The workshop began with two of the fellows; Vinay Chavda based at the Office of the Chief Dental Officer and Rosie Khehra based at the NHS Business Services Authority, sharing some of their experiences and thoughts from their respective organisations over the year. One of the things they mentioned that I found particularly interesting was their sense that, due to this type of work generally taking a long time to plan, develop and implement, there isn’t an immediate sense of job satisfaction as is often the case in clinical practice. You don’t tend to see the impact of the work you do for a while which can be a challenge.

In smaller groups we went on to discuss what ‘leadership’ means to us in dentistry, the challenges we face as a profession and the role of different organisations in supporting the development of leaders in dentistry.

Importance of leadership and management training

A recurring theme was the importance of leadership and management training for all members of the dental team – not only in the sense that more formal training was needed at undergraduate and postgraduate level, but also that students and professionals would benefit from improved awareness and knowledge of the roles of the organisations that govern dentistry, and increased opportunities to gain practical experience in leadership positions from the start of their careers.

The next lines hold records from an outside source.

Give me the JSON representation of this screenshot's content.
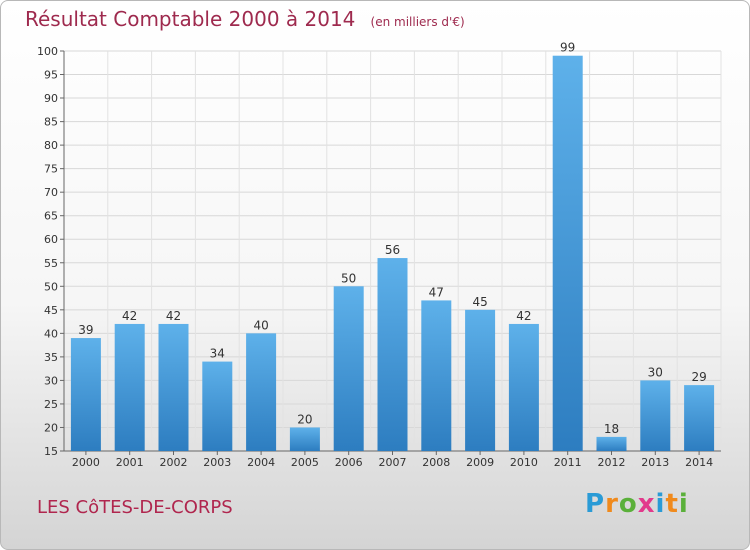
{
  "header": {
    "title": "Résultat Comptable 2000 à 2014",
    "unit": "(en milliers d'€)"
  },
  "footer": {
    "place": "LES CôTES-DE-CORPS",
    "brand": "Proxiti",
    "brand_colors": [
      "#2a9bd6",
      "#f08a1c",
      "#5ab03a",
      "#e23a8c",
      "#2a9bd6",
      "#f08a1c",
      "#5ab03a"
    ]
  },
  "colors": {
    "bar_top": "#5eb1ea",
    "bar_bottom": "#2d7dc0",
    "title": "#9e2a4e"
  },
  "chart_data": {
    "type": "bar",
    "title": "Résultat Comptable 2000 à 2014",
    "categories": [
      "2000",
      "2001",
      "2002",
      "2003",
      "2004",
      "2005",
      "2006",
      "2007",
      "2008",
      "2009",
      "2010",
      "2011",
      "2012",
      "2013",
      "2014"
    ],
    "values": [
      39,
      42,
      42,
      34,
      40,
      20,
      50,
      56,
      47,
      45,
      42,
      99,
      18,
      30,
      29
    ],
    "ylim": [
      15,
      100
    ],
    "yticks": [
      15,
      20,
      25,
      30,
      35,
      40,
      45,
      50,
      55,
      60,
      65,
      70,
      75,
      80,
      85,
      90,
      95,
      100
    ],
    "grid": true
  }
}
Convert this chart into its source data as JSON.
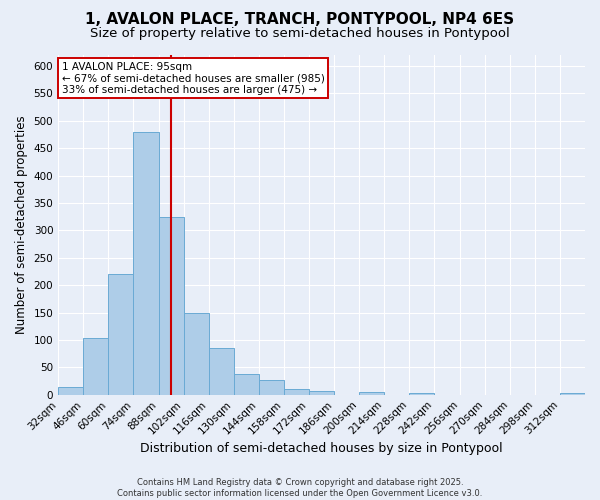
{
  "title1": "1, AVALON PLACE, TRANCH, PONTYPOOL, NP4 6ES",
  "title2": "Size of property relative to semi-detached houses in Pontypool",
  "xlabel": "Distribution of semi-detached houses by size in Pontypool",
  "ylabel": "Number of semi-detached properties",
  "footnote1": "Contains HM Land Registry data © Crown copyright and database right 2025.",
  "footnote2": "Contains public sector information licensed under the Open Government Licence v3.0.",
  "bin_labels": [
    "32sqm",
    "46sqm",
    "60sqm",
    "74sqm",
    "88sqm",
    "102sqm",
    "116sqm",
    "130sqm",
    "144sqm",
    "158sqm",
    "172sqm",
    "186sqm",
    "200sqm",
    "214sqm",
    "228sqm",
    "242sqm",
    "256sqm",
    "270sqm",
    "284sqm",
    "298sqm",
    "312sqm"
  ],
  "bin_edges": [
    32,
    46,
    60,
    74,
    88,
    102,
    116,
    130,
    144,
    158,
    172,
    186,
    200,
    214,
    228,
    242,
    256,
    270,
    284,
    298,
    312
  ],
  "bar_heights": [
    15,
    104,
    221,
    480,
    325,
    150,
    85,
    38,
    26,
    11,
    6,
    0,
    5,
    0,
    4,
    0,
    0,
    0,
    0,
    0,
    4
  ],
  "bar_color": "#aecde8",
  "bar_edge_color": "#6aaad4",
  "property_size": 95,
  "property_line_color": "#cc0000",
  "annotation_line1": "1 AVALON PLACE: 95sqm",
  "annotation_line2": "← 67% of semi-detached houses are smaller (985)",
  "annotation_line3": "33% of semi-detached houses are larger (475) →",
  "annotation_box_color": "#ffffff",
  "annotation_border_color": "#cc0000",
  "ylim": [
    0,
    620
  ],
  "yticks": [
    0,
    50,
    100,
    150,
    200,
    250,
    300,
    350,
    400,
    450,
    500,
    550,
    600
  ],
  "background_color": "#e8eef8",
  "grid_color": "#ffffff",
  "title1_fontsize": 11,
  "title2_fontsize": 9.5,
  "xlabel_fontsize": 9,
  "ylabel_fontsize": 8.5,
  "tick_fontsize": 7.5,
  "footnote_fontsize": 6,
  "annotation_fontsize": 7.5
}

Benefits of inclusivity and representation

We also talked about the need for inclusivity and representation in dental leadership, including the benefits of ensuring leadership positions were accessible to all – not least the varied life experiences and perspectives that can bring. We reflected that recruitment processes can often result in a tick box approach which doesn’t always result in finding the best person for the job. Qualifications and experience are often heavily focussed on over an appreciation of soft skills which can make candidates more suitable for the role, and this may mean that good leaders will be falling through the gaps.

Impact of social media

We considered the fact that anyone can now amass a social media following and can therefore potentially become very influential. We hear a lot about the rise in popularity of ‘social media dentists’, and there is a need for us as professionals – as well as for the organisations that govern the professions - to explore how this might impact on both the profession and the public. 

The team at the GDC were keen to explore how they can better engage with the profession. We discussed the importance of early engagement from dental school onward, and how greater knowledge and understanding will help empower dental professionals, give them more confidence in using their voice effectively and contribute to future developments.

The workshop came to a close with the universal agreement that it is of great benefit that leadership skills in dental professionals are fostered wherever possible and a recognition of the Clinical Fellowship scheme’s contribution to this aim. The GDC plans to apply learnings from the workshop to inform its work to support leadership development in dentistry.